Ausência de limites que também fundou seus pedidos de abertura de inquérito contra críticos do governo e de Jair Bolsonaro, incluindo até mesmo um cartunista, com base em artigo da Lei de Segurança Nacional claramente não recepcionado pela Constituição de 1988. A natureza autoritária de Mendonça se revelou ainda pela produção, quando ministro da Justiça, de um dossiê com cerca de 580 nomes de servidores federais e estaduais a serem monitorados pelo governo – ao estilo do antigo SNI da ditadura. Nesses episódios, ele mostrou que se tornará uma cunha golpista da extrema-direita dentro do STF, caso seja aprovado pelo Senado Federal.

Além disso, a sua natureza “terrivelmente evangélica” traduz-se na defesa de posições religiosas na interpretação constitucional, o que significaria um retrocesso nos avanços dos direitos das minorias nesses mais de 30 anos de Constituição. Apenas para dar um exemplo, certamente direitos dos brasileiros que se orientam sexualmente fora dos padrões religiosos estáticos, a comunidade LGTBQIA+, terá em André Mendonça um forte opositor durante os próximos 28 anos.

Outras minorias – algumas, na verdade, maiorias silenciadas pelo poder – desprezadas pelo bolsonarismo, como indígenas, pretos e mulheres, também correrão o risco de verem seus direitos ameaçados por interpretações convenientes do movimento conservador cultural da extrema-direita a que André Mendonça pertence. Além disso, esse indicado defenderá no STF questões como o armamento da população ou o voto impresso, causas caras a Bolsonaro e perigosas para a democracia. Tudo isso é inadmissível neste estágio civilizatório que nos encontramos.

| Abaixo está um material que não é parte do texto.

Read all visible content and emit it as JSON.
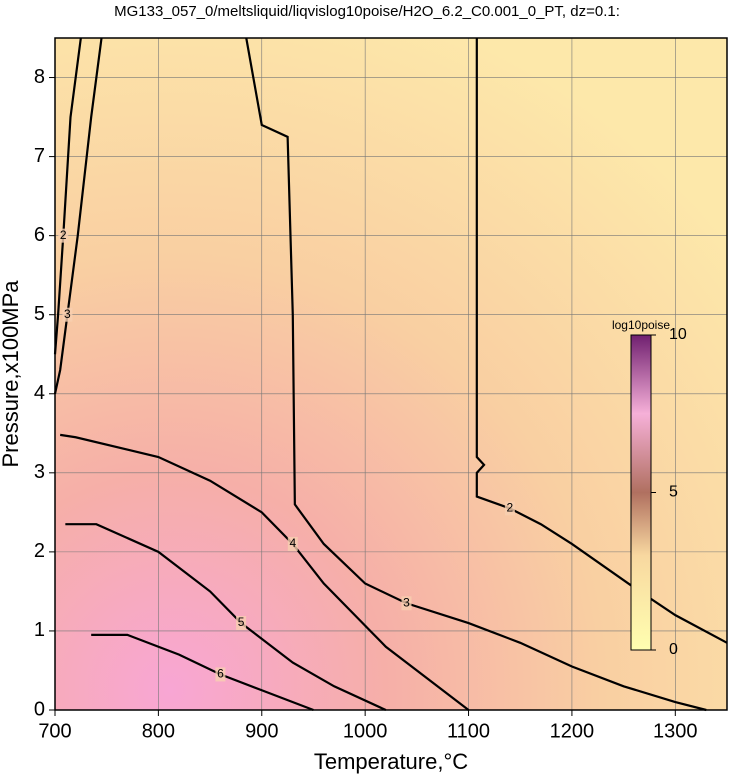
{
  "chart_data": {
    "type": "contour",
    "title": "MG133_057_0/meltsliquid/liqvislog10poise/H2O_6.2_C0.001_0_PT, dz=0.1:",
    "xlabel": "Temperature,°C",
    "ylabel": "Pressure,x100MPa",
    "xlim": [
      700,
      1350
    ],
    "ylim": [
      0,
      8.5
    ],
    "xticks": [
      700,
      800,
      900,
      1000,
      1100,
      1200,
      1300
    ],
    "yticks": [
      0,
      1,
      2,
      3,
      4,
      5,
      6,
      7,
      8
    ],
    "grid": true,
    "colorbar": {
      "label": "log10poise",
      "lim": [
        0,
        10
      ],
      "ticks": [
        0,
        5,
        10
      ]
    },
    "contours": [
      {
        "level": 2,
        "x": [
          1108,
          1108,
          1115,
          1108,
          1108,
          1140,
          1170,
          1200,
          1260,
          1300,
          1350
        ],
        "y": [
          8.5,
          3.2,
          3.1,
          3.0,
          2.7,
          2.55,
          2.35,
          2.1,
          1.55,
          1.2,
          0.85
        ]
      },
      {
        "level": 3,
        "x": [
          885,
          900,
          925,
          930,
          932,
          960,
          1000,
          1040,
          1100,
          1150,
          1200,
          1250,
          1300,
          1330
        ],
        "y": [
          8.5,
          7.4,
          7.25,
          5.0,
          2.6,
          2.1,
          1.6,
          1.35,
          1.1,
          0.85,
          0.55,
          0.3,
          0.1,
          0
        ]
      },
      {
        "level": 4,
        "x": [
          705,
          720,
          800,
          850,
          900,
          930,
          960,
          990,
          1020,
          1060,
          1100
        ],
        "y": [
          3.48,
          3.45,
          3.2,
          2.9,
          2.5,
          2.1,
          1.6,
          1.2,
          0.8,
          0.4,
          0
        ]
      },
      {
        "level": 5,
        "x": [
          710,
          740,
          800,
          850,
          880,
          930,
          970,
          1020
        ],
        "y": [
          2.35,
          2.35,
          2.0,
          1.5,
          1.1,
          0.6,
          0.3,
          0
        ]
      },
      {
        "level": 6,
        "x": [
          735,
          770,
          820,
          860,
          900,
          950
        ],
        "y": [
          0.95,
          0.95,
          0.7,
          0.45,
          0.25,
          0
        ]
      },
      {
        "level": 3,
        "x": [
          745,
          735,
          722,
          712,
          705,
          700
        ],
        "y": [
          8.5,
          7.5,
          6.0,
          5.0,
          4.3,
          4.0
        ]
      },
      {
        "level": 2,
        "x": [
          725,
          715,
          708,
          703,
          700
        ],
        "y": [
          8.5,
          7.5,
          6.0,
          5.0,
          4.5
        ]
      }
    ]
  }
}
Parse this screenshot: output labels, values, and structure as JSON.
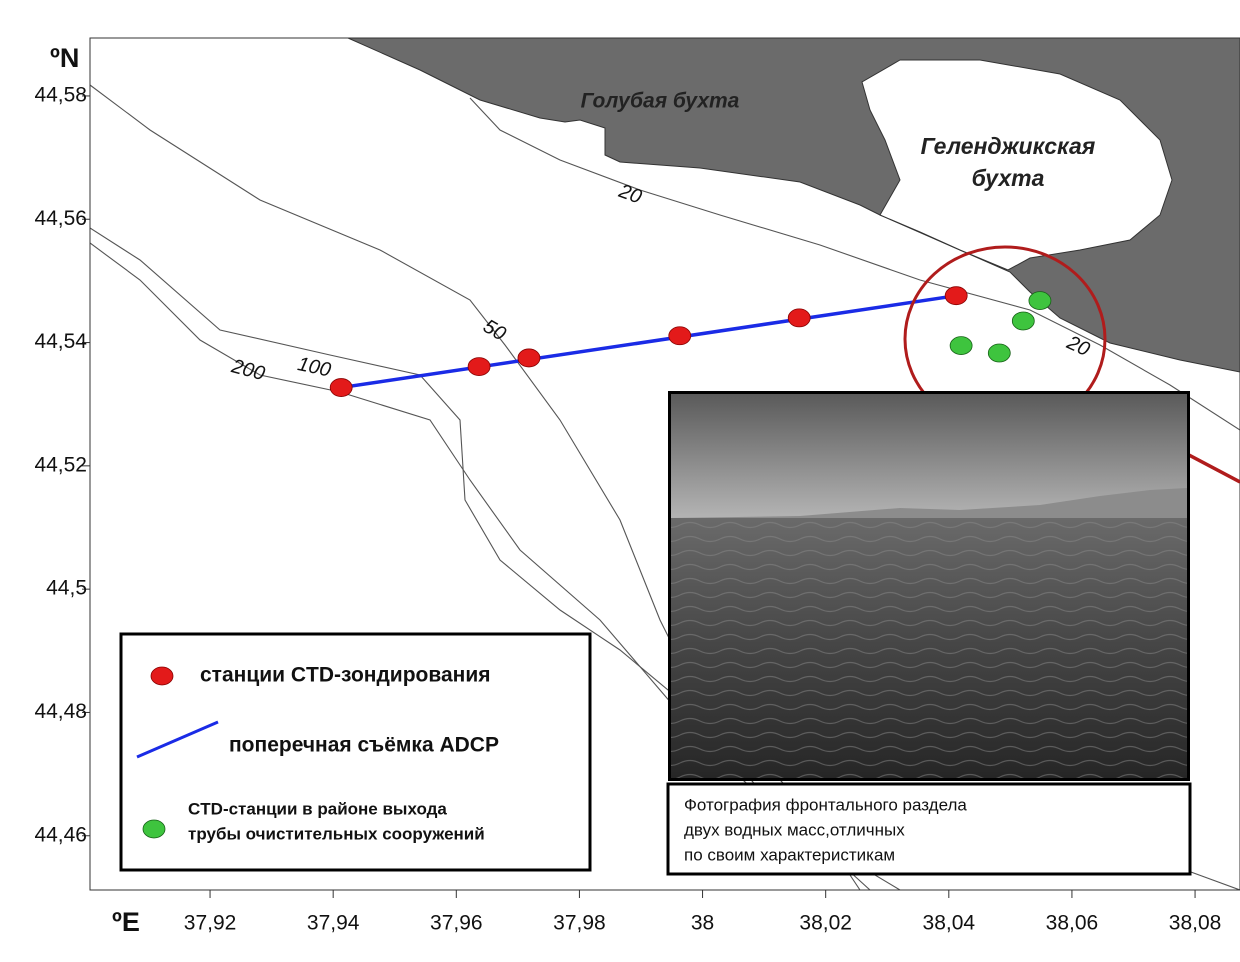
{
  "axes": {
    "y_label": "ºN",
    "x_label": "ºE",
    "xlim": [
      37.9005,
      38.0873
    ],
    "ylim": [
      44.4512,
      44.5894
    ],
    "xticks": [
      {
        "value": 37.92,
        "label": "37,92"
      },
      {
        "value": 37.94,
        "label": "37,94"
      },
      {
        "value": 37.96,
        "label": "37,96"
      },
      {
        "value": 37.98,
        "label": "37,98"
      },
      38,
      {
        "value": 38.02,
        "label": "38,02"
      },
      {
        "value": 38.04,
        "label": "38,04"
      },
      {
        "value": 38.06,
        "label": "38,06"
      },
      {
        "value": 38.08,
        "label": "38,08"
      }
    ],
    "yticks": [
      {
        "value": 44.46,
        "label": "44,46"
      },
      {
        "value": 44.48,
        "label": "44,48"
      },
      {
        "value": 44.5,
        "label": "44,5"
      },
      {
        "value": 44.52,
        "label": "44,52"
      },
      {
        "value": 44.54,
        "label": "44,54"
      },
      {
        "value": 44.56,
        "label": "44,56"
      },
      {
        "value": 44.58,
        "label": "44,58"
      }
    ]
  },
  "places": [
    {
      "lines": [
        "Голубая бухта"
      ]
    },
    {
      "lines": [
        "Геленджикская",
        "бухта"
      ]
    }
  ],
  "isobath_labels": [
    "20",
    "20",
    "50",
    "100",
    "200"
  ],
  "ctd_stations": {
    "lon": [
      37.9413,
      37.9637,
      37.9718,
      37.9963,
      38.0157,
      38.0412
    ],
    "lat": [
      44.5327,
      44.5361,
      44.5375,
      44.5411,
      44.544,
      44.5476
    ]
  },
  "outfall_stations": {
    "lon": [
      38.042,
      38.0482,
      38.0521,
      38.0548
    ],
    "lat": [
      44.5395,
      44.5383,
      44.5435,
      44.5468
    ]
  },
  "legend": [
    {
      "lines": [
        "станции CTD-зондирования"
      ]
    },
    {
      "lines": [
        "поперечная съёмка ADCP"
      ]
    },
    {
      "lines": [
        "CTD-станции в районе выхода",
        "трубы очистительных сооружений"
      ]
    }
  ],
  "photo_caption": [
    "Фотография фронтального раздела",
    "двух водных масс,отличных",
    "по своим характеристикам"
  ]
}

Como nenhum indicado por Jair Bolsonaro – que busca apenas pessoas que lhe sejam subservientes –, ele certamente não se conduzirá na judicatura suprema como Luiz Fux, Joaquim Barbosa, Luís Roberto Barroso e Edison Fachin, dentre outros ministros que corresponderam e correspondem perfeitamente à responsabilidade institucional e histórica de sua função, que não compreende de maneira alguma ealdade pessoal, mas apenas o compromisso com a Constituição e com a sociedade brasileira.

Dessa forma, a única saída é pressionar o Senado Federal para que não coloque ainda mais nossa Constituição em risco com escolhas equivocadas e que venha a reformular o processo de escolha de futuros ministros com a valorização da independência intelectual, do conhecimento jurídico e, principalmente, de uma reputação realmente ilibada.